Singapore Society for Microbiology and Biotechnology (SSMB)

Singapore’s First Chikungunya Outbreak – Surveillance and Response

Ng Lee Ching (Ph.D),
Head, Environmental Health Institute (EHI),
The National Environment Agency (ENV)
13 June 2008

INTRODUCTION

Chikungunya is a mosquito-borne viral disease caused by an alphavirus of the family Togaviridae. Both Aedes aegypti and Aedes albopictus are vectors found to transmit this disease. The disease is characterized by abrupt onset of high fever, arthralgia, myalgia, headache and sometimes rash, which is similar to that of Dengue. The symptoms generally last 1-10 days. However, arthralgia may last for months or years.

Chikungunya fever has been documented as early as 1824 in India and elsewhere, though the virus was only isolated in 1952 during an outbreak in Tanzania (1). Outbreaks in Asia e.g. Philippines, Malaysia, India, Indonesia (3, 4, 5, 6) and Africa e.g. Congo, Uganda, Senagal (8, 9, 10) have been reported. Major epidemics appear and disappear cyclically.

However, due to an unprecedented outbreak in the Indian Ocean in the beginning of 2005, the disease has more recently grabbed international attention (11, 12, 13). More than 1 million cases have been reported from Comoros, Mayotte, Seychelles, Reunion Island and Mauritius. The huge epidemic potential of the disease is demonstrated by the seroconversion of 35% of the Reunion population of 770,000 (14). The epidemic has since moved to Sri Lanka and India in the beginning of 2006 (5) and Italy in 2007 (15).

SURVEILLANCE IN SINGAPORE

In view of the recent outbreaks, a surveillance system was initiated at the end of 2006. The medical community was apprised by Ministry of Health to look out for cases. At EHI, laboratory diagnosis was established and active laboratory based surveillance was set up. The active surveillance involves a network of general practitioners who are encouraged to consider Chikungunya as a possibility when dengue was suspected and testing dengue negative samples from hospitals and general practitioners (with patients’ consent).

Since the start of the surveillance, about 1800 samples have been tested, of which 10 imported cases were detected at EHI from Dec 2006 to Dec 2007. On 10 Jan 2008, the first local case was detected. The patient had consulted a GP in Little India, which is part of EHI’s Chikungunya surveillance network.

OUTBREAK CONTROL

Since the notification of the index case in Singapore, MOH carried out active case finding among the residents and workers in the vicinity and within the Little India enclave. The medical community was alerted through MOH circulars. Clinical and workplaces in the affected vicinity and near by were further alerted through telephone communication. To date, EHI has tested about 2,600 blood samples collected by MOH.

The number of Chikungunya tests requested by GPs and hospitals has increased from 18 in Dec 2007 to 200 each for the month of Jan and Feb 2008. Together, the enhanced surveillance confirmed 12 more local cases. All 13 cases were found in the vicinity of Little India. (Fig 1)

Patients infected were treated and isolated at the Communicable Disease Centre (CDC). Blood test were sent to EHI daily, to test if the virus was still present, before they were discharged.

Complementing the case isolation strategy is an aggressive ground vector control measures which includes mass operations involving 95 field offices, more than 4800 premise inspections for mosquito breeding, indoor misting of insecticides, residual spraying of workers quarters and outdoor thermal fogging with insecticides. Besides operations in Little India, similar measures were taken in places visited by patients.

Other agencies like URA, LTA, PUB, MOM and Singapore Contractors Association Limited were also involved in sprucing up the affected area.
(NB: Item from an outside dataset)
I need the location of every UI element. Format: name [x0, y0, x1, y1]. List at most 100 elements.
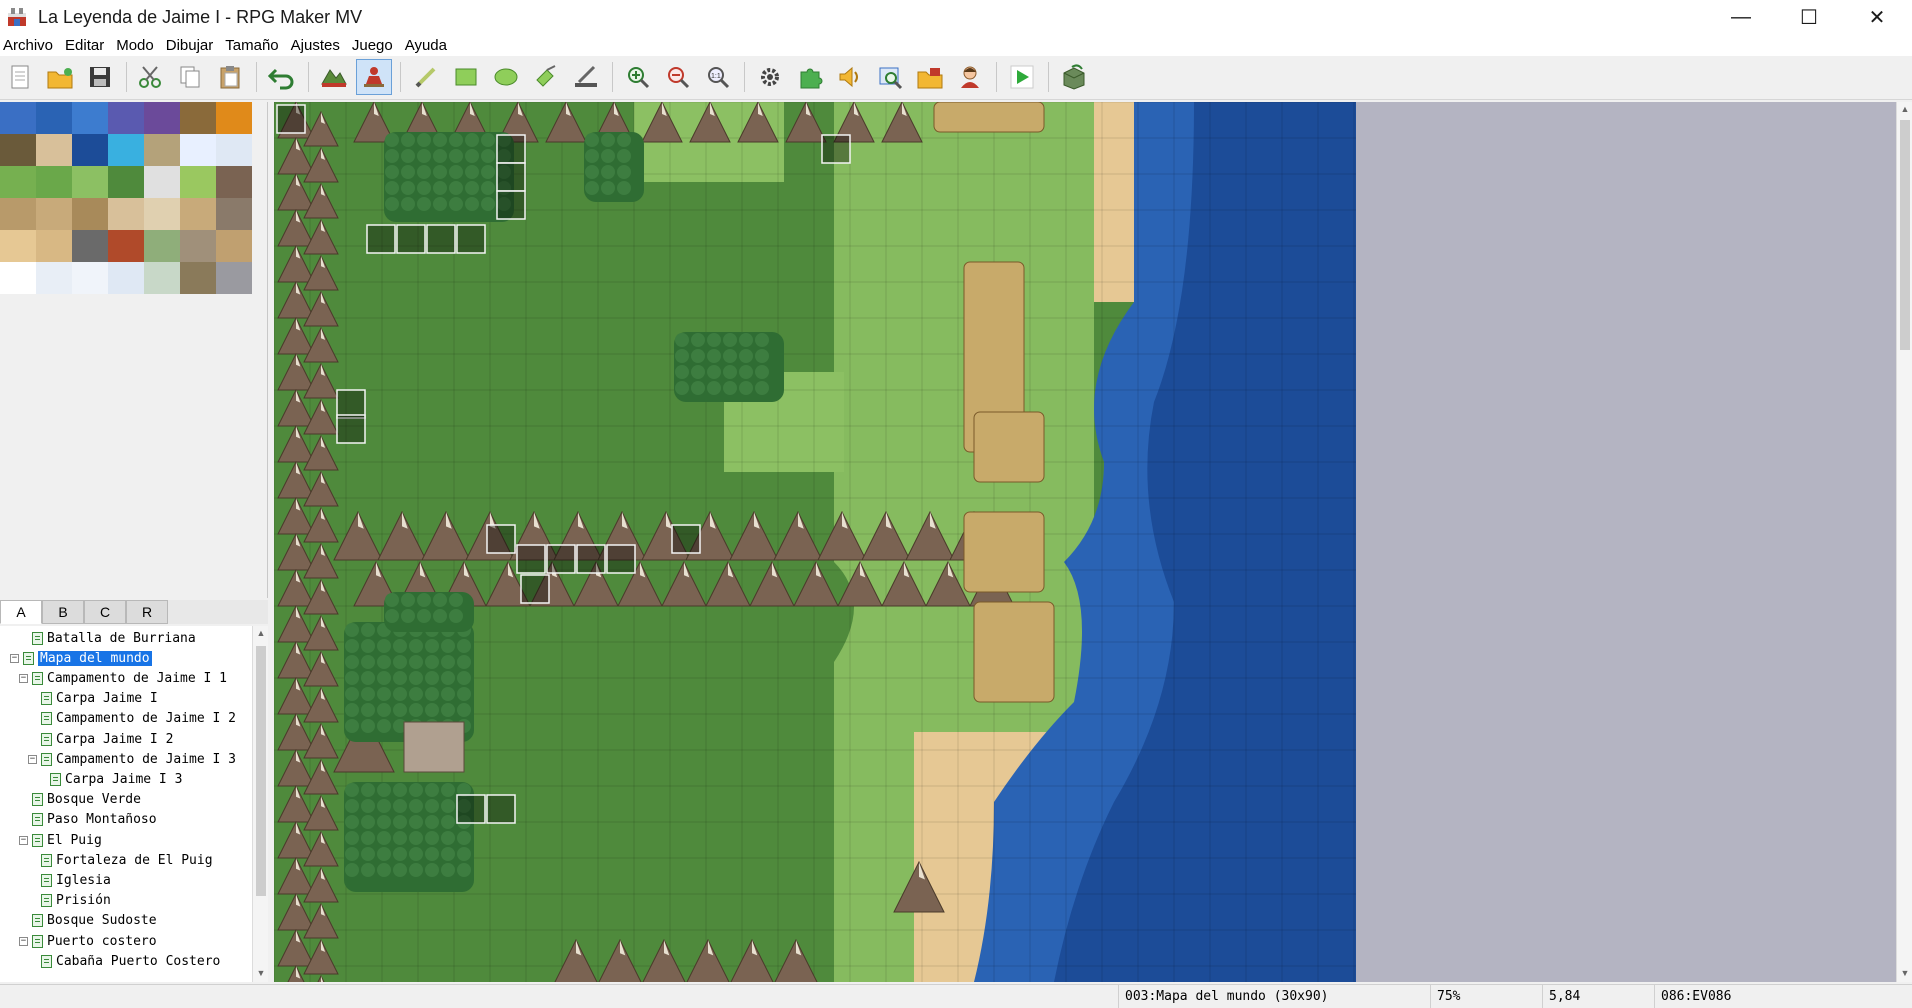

Community outreach was also intense with media publicity, and advisories to residents, shop owners and foreign workers in the vicinity.

The last local case detected had fever on the 28 Jan 2008. On 21 Feb 2008, 24 days (2 incubation periods) after the last case, the cluster was declared closed. A key to the successful control was the close interagency coordination and help from the public and private partnership.

Surveillance and research continues

Since the detection of the first case, 5 more imported cases have been detected at EHI. Sequencing of the viruses responsible for the local outbreak, revealed that the viruses are different from the ones circulating in Indonesia and Malaysia in the past, but are very similar to the ones that caused the Indian outbreak in 2006. (accession no EU441882 and EU441883).

Together with similar analysis from other studies in the world, this shows that this group of virus has rapidly spread in the globalize world.